Estimated Value Per Year for Exports ($000)
|1840 – 50
Within the rice sector, the most advanced plantation belongs to William Aiken, Jr. and is located on Jehossee Island, thirty miles south of Charleston. Aiken is 25 years old in 1833 when he acquires the property with wealth inherited after his railroad tycoon father is killed in a carriage accident. Production is concentrated on 1500 acres with an elaborate system of rice trunks and tidal irrigation dikes built and worked by some 700 “Gullah” people. The operation is vertically integrated all the way to pounding mills for economies of scale.

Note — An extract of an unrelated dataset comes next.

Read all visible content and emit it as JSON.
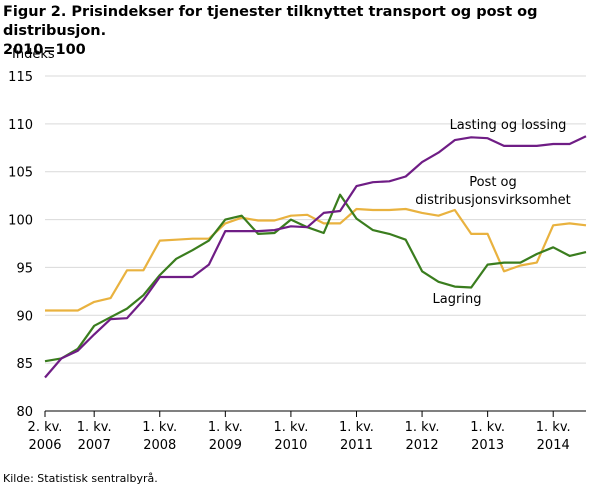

By all accounts, Aiken is regarded as a kind overseer. A New York journalist reports that “he is more concerned about making his people comfortable and happy than about making money.” True or false, Aiken is well respected in the state and in 1837 he enters politics, which culminates in his election as Governor in 1844. From there he is off to Washington, serving four terms as a Democrat in the House from 1853-57. Aiken is strongly pro-state’s rights, but also a Union man. When the time comes, he refuses to sign his state’s secession petition.
While the war takes its toll on both Aiken and Jehosee Island, the Gullah culture, the muscle, and soul of the plantation, survives to the present day. In the marketplace stalls of Charleston, seated women weaving their sweetgrass baskets, the smell of jambalaya and red rice and okra soup simmering, the sing-song sounds of Geechie, a mysterious sense of long-ago bonds, of bright sun, stinging whips, of coded reassuring shouts and mysterious herbal cures, hags casting spells over the Man, and of never-ending rows of wild African rice to harvest on a foreign shore, dreaming of home.